How do you apply for a credit card if you have bad credit?
Regardless of the reason you need a credit card, applying for one with bad credit can be tricky.
Most credit card issuers will turn you down.
You need a good credit score to prove you can handle a credit card wisely. But you might need a credit card to build your credit score!
A bad credit report or a really short credit history usually hurt your chances of getting approved for that credit card you were hoping to get your hands on.
All is not lost though!
There are a few ways you can apply and still get approved for credit. Here are some tips to apply for a credit card with bad credit.
Know your credit score
Don’t know how bad your credit situation is?
Get your free credit report at annualcreditreport.com and find out!
Credit scores range between:
- 300 – 629 – bad credit
- 630 – 689 – average credit
- 690 – 719 – good credit
- 720 and above – excellent credit
It’s important to know where you stand and begin improving your credit history as soon as you can.
Try applying for a credit card for bad credit
Certain credit cards are designed especially for people with bad credit.
Until your credit score starts improving, you could try applying for one of these.
They typically come with low credit limits, high interest rates and annual fees, but this is to be expected.
After all, a bad credit history comes with consequences.
Most common credit cards for people with bad credit are store credit cards.
Retail stores are known to increase their customer base by having lower standards when approving credit cards.
They have their disadvantages (such as high interest rates and whatnot), but as long as you pay your balance in full each month, you should be fine.
Apply for secured credit cards
The next best thing would be applying for a secured credit card.
Most are reluctant to opt for them because of the deposit you’d have to pay upfront. In some cases though, having a secured credit card is better than not having a credit card at all.

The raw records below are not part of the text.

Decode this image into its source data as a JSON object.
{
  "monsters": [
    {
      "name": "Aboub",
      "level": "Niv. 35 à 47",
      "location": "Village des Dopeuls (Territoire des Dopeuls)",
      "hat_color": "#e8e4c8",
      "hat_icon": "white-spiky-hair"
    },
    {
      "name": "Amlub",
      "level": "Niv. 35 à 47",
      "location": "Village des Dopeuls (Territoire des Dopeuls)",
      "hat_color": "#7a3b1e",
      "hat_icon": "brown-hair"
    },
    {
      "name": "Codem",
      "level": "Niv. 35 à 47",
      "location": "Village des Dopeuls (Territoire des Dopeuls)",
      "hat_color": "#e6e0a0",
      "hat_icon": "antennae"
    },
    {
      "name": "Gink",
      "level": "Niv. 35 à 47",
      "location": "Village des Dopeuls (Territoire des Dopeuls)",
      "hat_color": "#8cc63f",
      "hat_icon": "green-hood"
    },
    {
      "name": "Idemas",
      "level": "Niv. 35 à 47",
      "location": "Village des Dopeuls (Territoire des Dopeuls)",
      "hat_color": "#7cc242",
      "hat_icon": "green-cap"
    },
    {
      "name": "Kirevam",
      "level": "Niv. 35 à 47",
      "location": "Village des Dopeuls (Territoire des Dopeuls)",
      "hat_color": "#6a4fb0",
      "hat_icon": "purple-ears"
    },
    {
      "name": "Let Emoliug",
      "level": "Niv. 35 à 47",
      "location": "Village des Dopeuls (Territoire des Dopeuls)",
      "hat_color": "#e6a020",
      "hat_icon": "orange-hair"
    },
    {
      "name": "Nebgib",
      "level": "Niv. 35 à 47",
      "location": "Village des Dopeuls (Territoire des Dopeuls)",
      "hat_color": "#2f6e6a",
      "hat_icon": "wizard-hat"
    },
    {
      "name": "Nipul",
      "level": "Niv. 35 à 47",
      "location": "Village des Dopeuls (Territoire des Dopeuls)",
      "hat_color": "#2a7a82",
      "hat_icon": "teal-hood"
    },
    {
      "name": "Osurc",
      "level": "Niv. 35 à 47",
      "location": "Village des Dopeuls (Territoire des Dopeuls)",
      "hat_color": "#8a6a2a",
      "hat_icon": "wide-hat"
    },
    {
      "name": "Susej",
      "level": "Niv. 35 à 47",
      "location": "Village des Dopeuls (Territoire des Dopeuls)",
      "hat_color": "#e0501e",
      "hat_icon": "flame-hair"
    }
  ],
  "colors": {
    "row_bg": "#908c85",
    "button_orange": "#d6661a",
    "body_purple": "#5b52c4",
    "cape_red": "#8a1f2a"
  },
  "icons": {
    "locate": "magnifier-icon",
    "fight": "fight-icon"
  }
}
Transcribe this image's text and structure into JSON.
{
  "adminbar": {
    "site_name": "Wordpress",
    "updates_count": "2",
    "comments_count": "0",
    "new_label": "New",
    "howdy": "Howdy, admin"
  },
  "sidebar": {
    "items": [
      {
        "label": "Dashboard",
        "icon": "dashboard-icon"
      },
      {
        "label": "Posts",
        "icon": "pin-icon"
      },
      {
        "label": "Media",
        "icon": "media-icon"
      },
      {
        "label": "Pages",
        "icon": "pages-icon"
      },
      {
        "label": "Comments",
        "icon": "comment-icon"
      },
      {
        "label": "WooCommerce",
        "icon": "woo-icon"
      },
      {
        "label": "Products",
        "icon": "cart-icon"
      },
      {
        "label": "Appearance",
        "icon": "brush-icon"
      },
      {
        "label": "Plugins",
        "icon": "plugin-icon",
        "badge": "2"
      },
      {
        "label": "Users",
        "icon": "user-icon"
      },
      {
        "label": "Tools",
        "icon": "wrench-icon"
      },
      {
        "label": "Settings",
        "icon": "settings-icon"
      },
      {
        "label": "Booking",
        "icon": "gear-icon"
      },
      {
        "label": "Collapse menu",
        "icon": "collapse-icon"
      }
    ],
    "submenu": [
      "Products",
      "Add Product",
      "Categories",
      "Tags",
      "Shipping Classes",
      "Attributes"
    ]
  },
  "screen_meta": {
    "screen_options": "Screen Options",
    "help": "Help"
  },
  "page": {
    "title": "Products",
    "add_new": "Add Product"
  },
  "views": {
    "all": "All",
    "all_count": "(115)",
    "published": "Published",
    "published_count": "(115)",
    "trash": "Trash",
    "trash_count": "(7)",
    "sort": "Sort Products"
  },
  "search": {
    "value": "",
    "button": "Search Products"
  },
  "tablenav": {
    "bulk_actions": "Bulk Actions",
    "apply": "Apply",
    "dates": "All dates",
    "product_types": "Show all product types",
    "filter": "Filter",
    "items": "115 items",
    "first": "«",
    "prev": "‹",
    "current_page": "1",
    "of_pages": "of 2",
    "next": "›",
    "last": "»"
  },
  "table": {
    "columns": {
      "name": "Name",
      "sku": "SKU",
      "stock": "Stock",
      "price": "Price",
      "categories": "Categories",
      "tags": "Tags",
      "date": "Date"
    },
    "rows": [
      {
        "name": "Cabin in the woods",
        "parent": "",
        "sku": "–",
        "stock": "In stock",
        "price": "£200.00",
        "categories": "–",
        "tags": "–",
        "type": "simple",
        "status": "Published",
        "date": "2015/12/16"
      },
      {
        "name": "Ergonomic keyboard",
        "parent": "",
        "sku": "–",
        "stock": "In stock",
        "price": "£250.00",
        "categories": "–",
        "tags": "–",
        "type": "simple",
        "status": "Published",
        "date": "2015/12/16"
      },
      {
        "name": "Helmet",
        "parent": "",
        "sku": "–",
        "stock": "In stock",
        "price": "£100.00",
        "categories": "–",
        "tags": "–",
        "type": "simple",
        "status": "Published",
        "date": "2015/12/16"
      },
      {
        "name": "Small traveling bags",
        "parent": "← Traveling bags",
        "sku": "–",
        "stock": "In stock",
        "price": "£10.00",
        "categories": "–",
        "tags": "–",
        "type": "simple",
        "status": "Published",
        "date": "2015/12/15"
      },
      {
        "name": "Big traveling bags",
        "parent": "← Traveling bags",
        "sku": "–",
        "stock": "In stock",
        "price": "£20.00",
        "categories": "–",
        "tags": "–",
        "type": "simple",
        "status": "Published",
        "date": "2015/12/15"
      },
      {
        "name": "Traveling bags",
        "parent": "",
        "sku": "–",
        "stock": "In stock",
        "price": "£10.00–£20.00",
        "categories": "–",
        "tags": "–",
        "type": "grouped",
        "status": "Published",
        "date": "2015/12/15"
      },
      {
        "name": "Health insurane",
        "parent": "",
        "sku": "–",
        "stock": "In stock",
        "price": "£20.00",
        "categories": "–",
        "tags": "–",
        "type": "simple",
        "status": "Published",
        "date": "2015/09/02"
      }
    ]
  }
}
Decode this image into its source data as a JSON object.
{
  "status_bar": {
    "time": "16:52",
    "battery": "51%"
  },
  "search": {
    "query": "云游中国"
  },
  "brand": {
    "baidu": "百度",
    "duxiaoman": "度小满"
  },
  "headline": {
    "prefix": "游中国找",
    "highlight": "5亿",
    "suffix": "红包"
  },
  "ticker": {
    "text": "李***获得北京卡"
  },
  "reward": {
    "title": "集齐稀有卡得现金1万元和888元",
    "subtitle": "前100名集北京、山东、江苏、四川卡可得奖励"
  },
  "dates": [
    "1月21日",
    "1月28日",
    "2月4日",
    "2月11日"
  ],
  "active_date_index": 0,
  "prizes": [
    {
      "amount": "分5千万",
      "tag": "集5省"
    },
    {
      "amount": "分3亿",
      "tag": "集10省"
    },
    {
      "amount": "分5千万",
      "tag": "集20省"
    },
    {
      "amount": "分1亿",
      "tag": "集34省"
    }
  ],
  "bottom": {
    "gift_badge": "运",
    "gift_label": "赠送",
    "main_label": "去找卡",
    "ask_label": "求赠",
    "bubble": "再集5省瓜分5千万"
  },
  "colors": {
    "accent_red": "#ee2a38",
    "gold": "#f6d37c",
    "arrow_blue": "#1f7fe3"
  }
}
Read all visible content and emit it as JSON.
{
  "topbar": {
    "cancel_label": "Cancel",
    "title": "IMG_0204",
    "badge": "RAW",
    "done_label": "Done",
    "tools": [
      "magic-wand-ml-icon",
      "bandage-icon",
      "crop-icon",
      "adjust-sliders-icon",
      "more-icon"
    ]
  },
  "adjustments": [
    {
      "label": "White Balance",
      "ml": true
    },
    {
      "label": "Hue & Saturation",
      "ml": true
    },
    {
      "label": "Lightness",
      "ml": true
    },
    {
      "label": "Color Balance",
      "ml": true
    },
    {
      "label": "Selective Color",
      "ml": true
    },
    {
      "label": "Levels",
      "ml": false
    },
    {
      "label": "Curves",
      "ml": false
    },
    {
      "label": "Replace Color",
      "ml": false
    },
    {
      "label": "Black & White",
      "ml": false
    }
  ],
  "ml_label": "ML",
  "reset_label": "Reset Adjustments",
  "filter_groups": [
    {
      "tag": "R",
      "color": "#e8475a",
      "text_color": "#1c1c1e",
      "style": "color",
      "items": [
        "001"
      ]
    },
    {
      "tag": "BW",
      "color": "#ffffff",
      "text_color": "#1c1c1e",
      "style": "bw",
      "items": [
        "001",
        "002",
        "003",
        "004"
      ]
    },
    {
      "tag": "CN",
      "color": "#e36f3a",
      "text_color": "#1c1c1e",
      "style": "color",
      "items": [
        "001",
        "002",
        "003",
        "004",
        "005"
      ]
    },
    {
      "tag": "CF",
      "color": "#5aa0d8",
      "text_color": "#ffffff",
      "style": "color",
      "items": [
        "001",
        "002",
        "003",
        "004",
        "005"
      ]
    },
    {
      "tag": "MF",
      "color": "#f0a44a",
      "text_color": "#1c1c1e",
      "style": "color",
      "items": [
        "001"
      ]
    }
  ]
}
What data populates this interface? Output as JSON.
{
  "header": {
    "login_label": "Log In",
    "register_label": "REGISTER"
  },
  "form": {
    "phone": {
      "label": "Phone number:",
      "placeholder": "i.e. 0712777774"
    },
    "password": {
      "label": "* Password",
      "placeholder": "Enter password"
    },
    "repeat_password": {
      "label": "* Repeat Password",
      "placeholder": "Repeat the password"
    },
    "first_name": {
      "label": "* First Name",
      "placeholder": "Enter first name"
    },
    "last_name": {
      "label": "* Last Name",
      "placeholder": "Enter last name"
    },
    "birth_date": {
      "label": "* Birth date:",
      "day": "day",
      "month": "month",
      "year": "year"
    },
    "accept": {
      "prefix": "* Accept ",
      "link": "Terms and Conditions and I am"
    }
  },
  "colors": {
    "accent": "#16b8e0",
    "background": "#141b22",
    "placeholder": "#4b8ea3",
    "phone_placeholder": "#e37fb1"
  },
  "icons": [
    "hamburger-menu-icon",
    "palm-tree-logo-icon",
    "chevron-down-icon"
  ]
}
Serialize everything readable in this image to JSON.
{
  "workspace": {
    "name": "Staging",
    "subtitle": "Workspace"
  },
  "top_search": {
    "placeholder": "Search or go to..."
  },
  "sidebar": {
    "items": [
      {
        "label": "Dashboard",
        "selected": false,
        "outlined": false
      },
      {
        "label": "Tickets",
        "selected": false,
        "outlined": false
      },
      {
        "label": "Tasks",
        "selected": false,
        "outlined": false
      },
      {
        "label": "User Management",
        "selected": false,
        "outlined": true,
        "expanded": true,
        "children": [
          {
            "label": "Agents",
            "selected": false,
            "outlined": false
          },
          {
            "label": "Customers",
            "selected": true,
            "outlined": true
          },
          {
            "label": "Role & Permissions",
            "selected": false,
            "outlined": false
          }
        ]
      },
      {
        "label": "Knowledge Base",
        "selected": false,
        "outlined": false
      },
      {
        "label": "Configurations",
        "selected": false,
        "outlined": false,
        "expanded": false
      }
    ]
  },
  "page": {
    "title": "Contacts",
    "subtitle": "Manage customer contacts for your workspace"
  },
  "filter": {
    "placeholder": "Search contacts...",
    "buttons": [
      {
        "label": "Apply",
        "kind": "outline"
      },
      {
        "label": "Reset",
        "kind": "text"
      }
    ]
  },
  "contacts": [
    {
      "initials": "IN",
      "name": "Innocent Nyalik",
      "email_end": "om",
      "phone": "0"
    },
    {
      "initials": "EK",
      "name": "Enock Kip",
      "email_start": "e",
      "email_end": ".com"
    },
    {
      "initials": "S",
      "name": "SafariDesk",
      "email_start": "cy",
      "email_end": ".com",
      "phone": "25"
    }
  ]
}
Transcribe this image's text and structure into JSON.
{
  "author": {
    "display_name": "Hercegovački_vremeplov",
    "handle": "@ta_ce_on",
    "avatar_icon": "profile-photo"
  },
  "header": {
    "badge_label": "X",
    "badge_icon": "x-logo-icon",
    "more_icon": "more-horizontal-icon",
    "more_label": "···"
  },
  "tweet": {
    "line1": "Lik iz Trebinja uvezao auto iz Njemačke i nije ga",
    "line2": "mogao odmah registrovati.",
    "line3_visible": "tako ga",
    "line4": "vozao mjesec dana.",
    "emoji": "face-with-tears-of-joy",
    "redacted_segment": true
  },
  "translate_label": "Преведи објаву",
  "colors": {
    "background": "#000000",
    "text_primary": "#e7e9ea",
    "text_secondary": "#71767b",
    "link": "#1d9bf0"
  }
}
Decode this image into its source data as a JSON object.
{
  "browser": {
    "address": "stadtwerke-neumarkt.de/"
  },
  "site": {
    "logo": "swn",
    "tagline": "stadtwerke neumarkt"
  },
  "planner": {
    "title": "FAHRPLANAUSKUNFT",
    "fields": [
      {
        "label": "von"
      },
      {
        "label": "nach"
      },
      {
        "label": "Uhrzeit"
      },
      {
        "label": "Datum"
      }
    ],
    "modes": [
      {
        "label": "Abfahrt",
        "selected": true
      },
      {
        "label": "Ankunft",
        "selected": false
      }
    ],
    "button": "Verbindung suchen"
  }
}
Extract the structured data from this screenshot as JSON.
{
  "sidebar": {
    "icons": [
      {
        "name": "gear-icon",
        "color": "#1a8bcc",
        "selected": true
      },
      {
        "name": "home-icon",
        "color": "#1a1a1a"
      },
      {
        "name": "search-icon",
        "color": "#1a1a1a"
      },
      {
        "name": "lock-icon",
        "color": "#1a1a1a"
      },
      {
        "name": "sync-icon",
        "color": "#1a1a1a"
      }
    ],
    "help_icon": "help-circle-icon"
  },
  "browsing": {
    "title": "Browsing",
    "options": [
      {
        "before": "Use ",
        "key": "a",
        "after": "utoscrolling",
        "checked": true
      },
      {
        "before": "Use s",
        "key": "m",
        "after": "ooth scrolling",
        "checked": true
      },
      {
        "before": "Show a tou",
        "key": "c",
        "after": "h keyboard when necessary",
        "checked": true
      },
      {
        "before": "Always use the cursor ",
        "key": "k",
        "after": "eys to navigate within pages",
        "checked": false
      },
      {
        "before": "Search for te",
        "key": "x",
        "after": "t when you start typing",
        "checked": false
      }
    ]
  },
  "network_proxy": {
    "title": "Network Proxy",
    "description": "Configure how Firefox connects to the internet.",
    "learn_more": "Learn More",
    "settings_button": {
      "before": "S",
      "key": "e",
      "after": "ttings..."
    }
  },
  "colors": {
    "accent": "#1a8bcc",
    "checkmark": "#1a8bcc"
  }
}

Typically, the deposit should match or sometimes exceed your credit limit. This translates into at least a few hundreds as collateral, but having bad credit often comes with financial sacrifices.
Once you’re approved and start using your secured credit card wisely, you credit score should start to improve!
Have someone with good credit co-sign for you
Although tricky and risky, you could ask a reliable loved one to co-sign a credit card for you.
This means someone with a good credit score guarantees your credit card balance will be paid for.
Credit card issuers need to be sure the credit cards they approve will be paid for, so having someone creditworthy co-sign is a big help.
However, there are two major downsides to take into consideration.
First, finding someone willing to co-sign a credit card for you is extremely difficult. Put yourself in their shoes, would you put your credit history and savings at risk for someone with bad credit?
Second, this still doesn’t guarantee your credit card application will get approved.
Becoming an authorized user
Although just as tricky as having someone co-sign, you could attempt to become an authorized user on someone else’s credit card.
The similarity is obvious: you get to spend money that someone else guarantees they pay back. Not a pleasant situation for the primary account holder, as you can imagine.
However, becoming an authorized user isn’t the same as having a co-signer.
The credit card you become authorized to use won’t be yours, but in someone else’s name.
Also, your credit score should start improving, but it’ll take you a lot longer to reach the desired score range to apply for your own credit card. Because you’re not the primary account holder, your score will improve a lot slower!
Be careful when applying for unsecured credit cards
Although tempting, you should probably avoid applying for unsecured credit cards, at least until your credit history improves.
Certain unsecured financial products do target people with poor credit scores, but unsecured credit cards for bad credit usually come with ridiculous fees!
You’re not required to pay an upfront collateral, but the interest rates and fees attached are probably not worth the hassle.
Besides, if your credit score is really bad, chances are you won’t get approved for an unsecured credit account anyway.
Since each application ends up on your credit report, you should avoid lowering your score any further by applying for many credit cards at once!
Bad credit has its consequences, but after careful research, you should find a way to get approved for a credit card, even with bad credit.
Once your credit history starts improving, you’ll become eligible for better credit cards, with better terms and rewards.
Have you ever had bad credit stand in your way?
What helped you get approved for a credit card?